Terrible fue la batalla en que el barón de Steinlonberg, resuelto a terminar de una vez sus desavenencias con otro caballero tan poderoso como él, perdió la mayor parte de sus soldados y todas las posesiones de su baronía, excepto el fuerte castillo situado en la orilla izquierda del Rin. Al fin de la prolija relación de esta batalla, inserta en la página 542 de la ya citada crónica del capellán del castillo, se lee lo siguiente: «Serían las siete de la tarde, cuando el barón, perdida ya toda esperanza, se retiró del campo de batalla, seguido de algunos escuderos y del autor de esta crónica. No menos rendido de cansancio que su señor estaba el hermoso alazán andaluz del barón: tuvo, pues, éste que detenerse en un espeso bosque, distante como hasta tres millas de su fortaleza. Sentóse sobre la yerba a la margen de un arroyo, y, mientras estaba sumergido en sus amargas meditaciones, aumentó de repente la espantosa lluvia que durante todo el día había estado despidiendo las nubes. La corriente acrecida del arroyo junto al cual descansaba el barón, trajo al cabo de pocos momentos entre sus aguas y depositó a sus pies dos cuerpos abrazados: uno de ellos era el de su hija única, la hermosa Hilda. No fue ya posible ocultarle el terrible secreto que yo sabía ya por acaso, y que hasta entonces había podido guardar. ¡Infeliz!… La noche del día anterior entré en la estancia de la condesa Hilda, pero demasiado tarde por desgracia para evitar su temprana muerte.
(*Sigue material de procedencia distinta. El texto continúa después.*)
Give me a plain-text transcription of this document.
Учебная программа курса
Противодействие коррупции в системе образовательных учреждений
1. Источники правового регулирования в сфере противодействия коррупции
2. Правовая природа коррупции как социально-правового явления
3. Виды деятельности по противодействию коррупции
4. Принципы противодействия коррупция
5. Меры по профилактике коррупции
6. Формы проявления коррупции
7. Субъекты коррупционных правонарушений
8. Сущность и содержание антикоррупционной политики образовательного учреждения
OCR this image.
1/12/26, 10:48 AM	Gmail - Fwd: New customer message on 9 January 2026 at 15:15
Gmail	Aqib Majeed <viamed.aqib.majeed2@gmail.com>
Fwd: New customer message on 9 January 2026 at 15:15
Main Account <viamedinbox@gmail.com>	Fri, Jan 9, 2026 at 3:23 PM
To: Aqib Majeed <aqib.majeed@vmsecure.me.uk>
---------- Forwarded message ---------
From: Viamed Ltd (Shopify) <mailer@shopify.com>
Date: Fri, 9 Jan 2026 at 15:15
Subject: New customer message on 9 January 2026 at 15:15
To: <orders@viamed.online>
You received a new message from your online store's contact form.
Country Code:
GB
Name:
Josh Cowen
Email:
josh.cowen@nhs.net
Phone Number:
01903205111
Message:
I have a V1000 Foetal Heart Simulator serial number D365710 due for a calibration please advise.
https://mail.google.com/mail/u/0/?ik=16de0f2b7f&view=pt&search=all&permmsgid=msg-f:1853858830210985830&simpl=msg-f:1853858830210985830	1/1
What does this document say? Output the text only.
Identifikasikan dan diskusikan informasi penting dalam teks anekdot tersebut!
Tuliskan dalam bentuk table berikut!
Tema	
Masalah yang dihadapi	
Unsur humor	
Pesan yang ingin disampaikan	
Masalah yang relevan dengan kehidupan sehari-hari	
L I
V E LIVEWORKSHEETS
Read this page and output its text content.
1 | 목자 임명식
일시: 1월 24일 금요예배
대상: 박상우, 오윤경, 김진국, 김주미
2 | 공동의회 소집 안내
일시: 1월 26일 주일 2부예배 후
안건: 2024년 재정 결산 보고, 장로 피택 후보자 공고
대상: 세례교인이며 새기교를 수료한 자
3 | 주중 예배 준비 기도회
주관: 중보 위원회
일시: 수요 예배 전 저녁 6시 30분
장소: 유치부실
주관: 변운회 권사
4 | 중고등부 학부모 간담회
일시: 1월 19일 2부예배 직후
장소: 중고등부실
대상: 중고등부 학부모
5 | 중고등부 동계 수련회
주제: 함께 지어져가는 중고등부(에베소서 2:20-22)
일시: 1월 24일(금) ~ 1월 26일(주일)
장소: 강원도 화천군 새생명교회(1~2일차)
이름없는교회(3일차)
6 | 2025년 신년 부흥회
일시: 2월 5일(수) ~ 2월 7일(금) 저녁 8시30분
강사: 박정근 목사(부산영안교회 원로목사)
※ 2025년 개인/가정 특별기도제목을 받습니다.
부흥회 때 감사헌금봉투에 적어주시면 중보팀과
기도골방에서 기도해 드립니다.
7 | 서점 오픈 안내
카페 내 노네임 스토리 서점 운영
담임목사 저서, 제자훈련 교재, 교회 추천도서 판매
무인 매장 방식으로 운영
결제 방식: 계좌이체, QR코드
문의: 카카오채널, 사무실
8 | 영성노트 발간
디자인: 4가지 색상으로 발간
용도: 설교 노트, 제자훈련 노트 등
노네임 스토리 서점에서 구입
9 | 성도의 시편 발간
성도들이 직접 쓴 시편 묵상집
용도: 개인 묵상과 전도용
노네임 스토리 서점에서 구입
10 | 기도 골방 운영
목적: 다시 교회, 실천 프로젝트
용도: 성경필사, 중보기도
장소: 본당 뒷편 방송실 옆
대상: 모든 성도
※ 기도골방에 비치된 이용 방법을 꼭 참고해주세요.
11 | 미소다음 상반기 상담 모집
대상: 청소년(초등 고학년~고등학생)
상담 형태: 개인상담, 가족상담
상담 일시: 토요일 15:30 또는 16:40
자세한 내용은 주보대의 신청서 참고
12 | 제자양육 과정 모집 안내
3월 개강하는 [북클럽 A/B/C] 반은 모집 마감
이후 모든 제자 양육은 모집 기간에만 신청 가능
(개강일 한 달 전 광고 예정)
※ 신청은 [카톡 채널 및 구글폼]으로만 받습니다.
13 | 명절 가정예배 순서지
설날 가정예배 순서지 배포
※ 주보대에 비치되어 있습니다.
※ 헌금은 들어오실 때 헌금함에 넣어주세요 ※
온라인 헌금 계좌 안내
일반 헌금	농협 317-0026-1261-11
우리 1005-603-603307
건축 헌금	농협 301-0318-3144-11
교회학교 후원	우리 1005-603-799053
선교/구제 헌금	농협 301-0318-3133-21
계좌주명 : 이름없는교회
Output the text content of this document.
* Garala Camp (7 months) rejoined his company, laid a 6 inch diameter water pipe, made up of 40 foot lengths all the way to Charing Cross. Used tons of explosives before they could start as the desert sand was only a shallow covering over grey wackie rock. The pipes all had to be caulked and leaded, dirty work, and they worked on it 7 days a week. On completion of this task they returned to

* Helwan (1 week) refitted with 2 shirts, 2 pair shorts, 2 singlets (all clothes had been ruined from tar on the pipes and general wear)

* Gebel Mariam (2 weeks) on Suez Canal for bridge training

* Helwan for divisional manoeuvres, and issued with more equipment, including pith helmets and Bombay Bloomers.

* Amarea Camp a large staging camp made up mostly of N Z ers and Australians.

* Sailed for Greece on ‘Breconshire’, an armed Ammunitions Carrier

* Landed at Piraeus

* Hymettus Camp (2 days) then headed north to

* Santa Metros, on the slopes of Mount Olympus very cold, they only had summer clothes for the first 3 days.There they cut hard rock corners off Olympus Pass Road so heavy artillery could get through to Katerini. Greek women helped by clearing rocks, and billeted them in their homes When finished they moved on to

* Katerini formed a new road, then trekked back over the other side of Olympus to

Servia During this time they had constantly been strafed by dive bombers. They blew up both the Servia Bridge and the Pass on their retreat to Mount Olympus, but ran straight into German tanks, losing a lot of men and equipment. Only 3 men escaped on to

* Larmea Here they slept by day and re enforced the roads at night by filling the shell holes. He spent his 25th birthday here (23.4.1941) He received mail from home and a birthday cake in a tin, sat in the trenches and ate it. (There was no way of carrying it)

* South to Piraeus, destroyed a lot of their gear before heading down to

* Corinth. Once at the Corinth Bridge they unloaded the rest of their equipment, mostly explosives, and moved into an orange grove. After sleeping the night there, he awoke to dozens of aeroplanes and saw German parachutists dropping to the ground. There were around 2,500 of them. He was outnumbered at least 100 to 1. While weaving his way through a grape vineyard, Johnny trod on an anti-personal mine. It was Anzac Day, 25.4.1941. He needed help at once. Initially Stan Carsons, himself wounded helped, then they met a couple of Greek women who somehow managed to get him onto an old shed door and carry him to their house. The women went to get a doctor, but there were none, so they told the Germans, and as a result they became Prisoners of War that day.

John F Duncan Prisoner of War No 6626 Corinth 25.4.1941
Aun no había yo pasado el dintel de su puerta, cuando a la claridad de la luna, vi a la hermosa joven precipitarse desde su ventana en un raudal que corría a los pies del castillo, y en cuyas aguas vio la infeliz, que acababa de despertar de un largo y agitado sueño, el cadáver de un joven a quien amaba con toda su alma. Cuando acudí a sacarla de las aguas, a ella y al joven se los había llevado ya la corriente. Oculté esta cruel nueva al barón, esperando siempre que no sería mortal para su hija aquella caída y tomando las más minuciosas precauciones para descubrir su paradero. ¡Pero todo fue inútil! Cuando volví a verla en el bosque donde estaba su padre, ya era cadáver… El desgraciado barón, al verla, perdió enteramente el juicio, y pocos meses después murió de pesadumbre en el castillo de sus mayores».

Hasta aquí el texto histórico.

No obstante la autenticidad de este documento, la tradición popular ha conservado a la desastrada muerte de Hilda la explicación fantástica que daba de ella el barón en sus raptos de delirio.

-¡He matado -exclamaba- al hijo de una ondina!, y la ondina se ha vengado ahogando a mi hija. El espectro de su amante la atrajo a la gruta fatal: ¡allí está! ¡Ya se hunde la gruta!… ¡madre desapiadada!… ¡Hilda!, ¡adiós!, ¡adiós! -Y el miserable anciano, presa de aquella horrible visión, se moría lentamente.

El lector escogerá como guste entre la historia y la tradición.